Add the chipped beef back in that pan and add your choice of cheese. We used raw cheddar, but you can use provolone, dairy free cheese, a delicious cheezy cashew cream sauce or no cheese. Cover with a lid to help the cheese melt. This takes about 2-5 minutes. You want to keep the temperature at medium low as you don’t want the meat to burn but just enough for the cheese to get all nice and melty.
Once the cheese is melted you add back in the mushrooms, peppers, and onions. Top with whatever you toppings you like, we chose to keep it simple with just some ketchup. You could add jalapeños, pickles, pickles onions, a delicious mayo (try homemade if you want to mix it up), make a spicy cashew cream – really anything you like would work.

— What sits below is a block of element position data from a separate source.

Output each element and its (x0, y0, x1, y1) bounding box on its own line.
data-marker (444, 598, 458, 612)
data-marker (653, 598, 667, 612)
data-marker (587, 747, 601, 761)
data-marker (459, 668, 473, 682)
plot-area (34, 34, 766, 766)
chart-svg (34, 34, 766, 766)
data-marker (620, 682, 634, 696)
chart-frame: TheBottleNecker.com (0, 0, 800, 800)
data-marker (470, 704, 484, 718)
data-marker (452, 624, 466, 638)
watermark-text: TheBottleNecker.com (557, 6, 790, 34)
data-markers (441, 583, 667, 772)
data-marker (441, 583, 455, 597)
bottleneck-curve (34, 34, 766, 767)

This really is a great meal prep option. It reheats very well and if you make a couple of pounds of the chipped beef it’ll make a ton of servings. Let us know what toppings you choose and tag us on Instagram!
- 2 pounds chipped beef
- 1 tablespoon ghee (coconut oil, olive oil, butter, avocado oil will work)
- 8 ounces sliced mushrooms
- 1 white onion sliced
- 1 bell pepper sliced
- 4-6 slices raw cheddar cheese (dairy free cheese works or omit for Whole30)
- Prepare your chipped beef per our original recipe.
- If you are making this the same day you prepped the feed, you can use the same pan that the beef was cooked in, just add one tablespoon of ghee (or other cooking oil / fat).
- Add mushrooms and onion. Sauté for 8-10 minutes on medium low heat.
- Add in sliced bell peppers to your liking, a few minutes for a crunchy pepper, more like 7-8 for less crunchy and remove from heat and set aside on a plate or bowl.
- Add meat back to the pan and top with cheese. Turn heat to medium/low. Cover pan with a lid for 2-5 minutes just until the cheese is melted.
- Add the mushrooms, onion, and bell pepper on top of the meat and cheese. Give it another couple of minutes to heat through.
- Serve in your bowl.
- Add the toppings of your choice, for us it is just ketchup. Serve and enjoy!